Understanding Project Structure for jQuery Theme Development

I’m working with a jQuery-based template that has a specific folder organization, but I can’t figure out what build tool was used to set it up. Coming from an Angular2 background, this structure looks quite different from what I’m used to.

project-root/
  src/
    scripts/
    styles/
  bower.json
  gulpfile.js
  package.json
  server.js
  vendor.json
  webpack.config.js
build/
  resources/
  *.html files

Could anyone help me understand what tooling creates this kind of setup? I need to start a fresh project with similar organization but I’m not sure which build system or generator to use. Any guidance would be really helpful.

This setup seems to be a custom build configuration that combines various tools rather than being generated by a single tool. The presence of both gulpfile.js and webpack.config.js suggests that Gulp is used for task automation, while Webpack takes care of module bundling. The vendor.json file likely manages third-party dependencies by concatenating libraries.

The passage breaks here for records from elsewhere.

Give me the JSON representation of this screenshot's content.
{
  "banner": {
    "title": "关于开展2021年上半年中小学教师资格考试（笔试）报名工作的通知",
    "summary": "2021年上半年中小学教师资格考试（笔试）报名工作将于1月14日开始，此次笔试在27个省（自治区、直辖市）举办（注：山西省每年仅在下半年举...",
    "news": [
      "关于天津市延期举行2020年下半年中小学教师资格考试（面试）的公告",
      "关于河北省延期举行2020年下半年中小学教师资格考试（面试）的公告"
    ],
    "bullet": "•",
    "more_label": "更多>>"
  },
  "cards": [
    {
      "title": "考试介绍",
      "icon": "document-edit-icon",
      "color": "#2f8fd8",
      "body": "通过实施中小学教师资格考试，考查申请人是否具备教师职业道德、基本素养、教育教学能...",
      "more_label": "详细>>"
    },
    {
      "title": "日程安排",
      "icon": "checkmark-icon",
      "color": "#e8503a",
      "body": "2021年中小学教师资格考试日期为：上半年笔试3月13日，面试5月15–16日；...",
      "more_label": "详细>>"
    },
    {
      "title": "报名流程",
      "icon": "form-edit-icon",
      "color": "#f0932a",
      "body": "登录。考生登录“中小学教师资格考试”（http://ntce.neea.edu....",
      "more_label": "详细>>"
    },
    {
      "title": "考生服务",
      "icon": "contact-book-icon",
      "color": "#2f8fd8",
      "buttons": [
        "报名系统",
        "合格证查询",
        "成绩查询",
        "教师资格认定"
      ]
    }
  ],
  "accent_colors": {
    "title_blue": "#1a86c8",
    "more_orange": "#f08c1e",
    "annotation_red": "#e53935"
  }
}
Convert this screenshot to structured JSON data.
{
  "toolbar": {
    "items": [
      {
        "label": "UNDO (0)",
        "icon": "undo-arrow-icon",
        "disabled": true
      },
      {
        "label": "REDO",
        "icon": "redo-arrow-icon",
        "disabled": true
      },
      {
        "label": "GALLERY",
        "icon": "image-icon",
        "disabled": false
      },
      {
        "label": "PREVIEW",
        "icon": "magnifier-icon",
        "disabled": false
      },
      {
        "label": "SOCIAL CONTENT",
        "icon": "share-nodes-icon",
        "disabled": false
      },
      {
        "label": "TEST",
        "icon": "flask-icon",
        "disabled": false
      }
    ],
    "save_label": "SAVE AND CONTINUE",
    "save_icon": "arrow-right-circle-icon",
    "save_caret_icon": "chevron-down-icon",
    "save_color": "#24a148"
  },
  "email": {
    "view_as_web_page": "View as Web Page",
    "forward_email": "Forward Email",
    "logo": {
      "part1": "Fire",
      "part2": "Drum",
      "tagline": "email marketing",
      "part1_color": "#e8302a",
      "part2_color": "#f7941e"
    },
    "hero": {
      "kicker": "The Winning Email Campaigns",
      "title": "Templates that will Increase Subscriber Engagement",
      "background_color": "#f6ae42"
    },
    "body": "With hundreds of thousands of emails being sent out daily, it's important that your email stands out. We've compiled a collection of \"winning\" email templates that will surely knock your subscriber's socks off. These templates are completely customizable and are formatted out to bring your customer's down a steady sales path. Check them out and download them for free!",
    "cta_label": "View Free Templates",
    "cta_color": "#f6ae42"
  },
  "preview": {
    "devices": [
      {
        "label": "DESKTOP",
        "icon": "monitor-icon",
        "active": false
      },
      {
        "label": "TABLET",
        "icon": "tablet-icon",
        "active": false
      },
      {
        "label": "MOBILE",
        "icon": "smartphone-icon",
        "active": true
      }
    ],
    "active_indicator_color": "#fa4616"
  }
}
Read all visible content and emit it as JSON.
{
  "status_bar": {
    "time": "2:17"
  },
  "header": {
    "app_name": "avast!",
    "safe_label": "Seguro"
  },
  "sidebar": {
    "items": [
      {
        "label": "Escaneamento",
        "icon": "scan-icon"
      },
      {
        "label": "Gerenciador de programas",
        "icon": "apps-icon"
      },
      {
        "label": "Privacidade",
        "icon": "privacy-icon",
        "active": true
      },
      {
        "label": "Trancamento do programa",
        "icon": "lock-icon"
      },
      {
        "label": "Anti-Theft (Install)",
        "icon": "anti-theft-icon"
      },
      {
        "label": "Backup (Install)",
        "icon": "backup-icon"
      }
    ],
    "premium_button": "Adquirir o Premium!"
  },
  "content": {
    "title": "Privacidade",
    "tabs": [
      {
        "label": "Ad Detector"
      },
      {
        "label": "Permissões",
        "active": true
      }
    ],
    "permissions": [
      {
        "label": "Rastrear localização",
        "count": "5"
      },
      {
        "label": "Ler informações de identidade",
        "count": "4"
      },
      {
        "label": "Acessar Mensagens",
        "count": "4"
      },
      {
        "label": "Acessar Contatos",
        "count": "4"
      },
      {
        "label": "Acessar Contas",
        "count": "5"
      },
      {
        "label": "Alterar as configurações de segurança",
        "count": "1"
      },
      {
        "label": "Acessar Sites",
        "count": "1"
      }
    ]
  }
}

I’ve encountered similar configurations in legacy jQuery projects where teams incrementally integrated modern tools without fully transitioning to new frameworks. To replicate this structure, you could initialize npm, install Gulp and Webpack, and configure them appropriately. However, it may be worthwhile to reconsider the complexity—many projects in similar scenarios have reduced their setups to either Webpack or transitioned to modern tools like Vite. The server.js indicates a custom development server, which was more common prior to the adoption of webpack-dev-server as the standard.

yep, that setup looks way too complicated! you don’t need both Gulp and Webpack for jQuery. I’d suggest using Parcel or a simpler Webpack config. it’ll save ya a lot of time and confusion, trust me!

Interesting mix! What’s in that vendor.json file? I’ve seen setups like this - they’re usually built up over time. Are you trying to keep the exact same structure or can you simplify it? What features do you actually need for your new project?